STRYMON is a river of Thrace, that flows along by the city Edonis. It was formerly called Palaestinus, from Palaestinus the son of Neptune. For he being at war with his neighbors, and seized with a violent sickness, sent his son Haliacmon to be general of his army; who, rashly giving battle to his enemies, was slain in the fight. The tidings of which misfortune being brought to Palaestinus, he privately withdrew himself from his guards, and in the desperation of his grief flung himself into the River Conozus, which from that accident was afterwards called Palaestinus. But as for Strymon, he was the son of Mars and Helice; and hearing that his son Rhesus was slain, he flung himself into the river Palaestinus, which was after that called Strymon, by his own name.

In this river grows a stone which is called pausilypus, or the grief-easing stone. This stone if any one find who is oppressed with grief, he shall presently be eased of his sorrow;—as Jason of Byzantium relates in his Thracian Histories.

Near to this river lie the mountains Rhodope and Haemus. These being brother and sister, and both falling in love with each other, the one was so presumptuous as to call his sister his Juno, the other to call her brother her Jupiter; which so offended the Deities, that they changed them into mountains bearing their own names.

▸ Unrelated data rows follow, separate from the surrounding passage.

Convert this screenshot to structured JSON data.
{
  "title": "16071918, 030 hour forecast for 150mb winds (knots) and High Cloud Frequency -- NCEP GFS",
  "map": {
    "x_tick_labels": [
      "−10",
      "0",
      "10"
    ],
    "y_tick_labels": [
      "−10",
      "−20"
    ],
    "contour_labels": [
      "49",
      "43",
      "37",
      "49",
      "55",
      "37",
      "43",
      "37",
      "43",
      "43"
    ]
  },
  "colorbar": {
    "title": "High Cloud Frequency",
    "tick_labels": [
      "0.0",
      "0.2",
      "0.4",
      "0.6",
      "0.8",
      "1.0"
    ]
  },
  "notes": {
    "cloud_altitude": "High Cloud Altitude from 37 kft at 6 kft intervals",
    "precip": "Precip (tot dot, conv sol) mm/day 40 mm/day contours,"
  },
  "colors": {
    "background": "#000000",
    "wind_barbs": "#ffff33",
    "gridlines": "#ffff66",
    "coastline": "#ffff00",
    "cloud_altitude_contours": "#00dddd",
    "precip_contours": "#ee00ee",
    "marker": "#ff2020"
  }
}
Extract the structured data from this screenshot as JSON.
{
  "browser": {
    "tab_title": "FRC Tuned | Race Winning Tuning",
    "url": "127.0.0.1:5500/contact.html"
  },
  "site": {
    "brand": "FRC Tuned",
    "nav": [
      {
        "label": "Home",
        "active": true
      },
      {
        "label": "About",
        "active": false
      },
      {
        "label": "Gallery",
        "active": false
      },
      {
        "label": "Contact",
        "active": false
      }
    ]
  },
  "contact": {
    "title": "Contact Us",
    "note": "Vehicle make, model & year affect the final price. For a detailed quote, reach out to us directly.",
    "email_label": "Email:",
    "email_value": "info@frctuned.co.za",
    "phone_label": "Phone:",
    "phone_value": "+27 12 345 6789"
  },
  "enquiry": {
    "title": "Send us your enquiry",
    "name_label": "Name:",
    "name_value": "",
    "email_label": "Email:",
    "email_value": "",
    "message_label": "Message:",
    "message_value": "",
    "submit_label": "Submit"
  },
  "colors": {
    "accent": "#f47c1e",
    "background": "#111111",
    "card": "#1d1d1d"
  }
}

In these two mountains grow certain stones, which are [p. 492] called philadelphi, or the loving brethren. These stones are of a crow-color, and resembling human shape, and if they chance to be named when they are separated one from another, they presently and separately, as they lie, dissolve and waste away;—as Thrasyllus the Mendesian testifies in his Third Book of Stones, but more accurately in his Thracian Histories.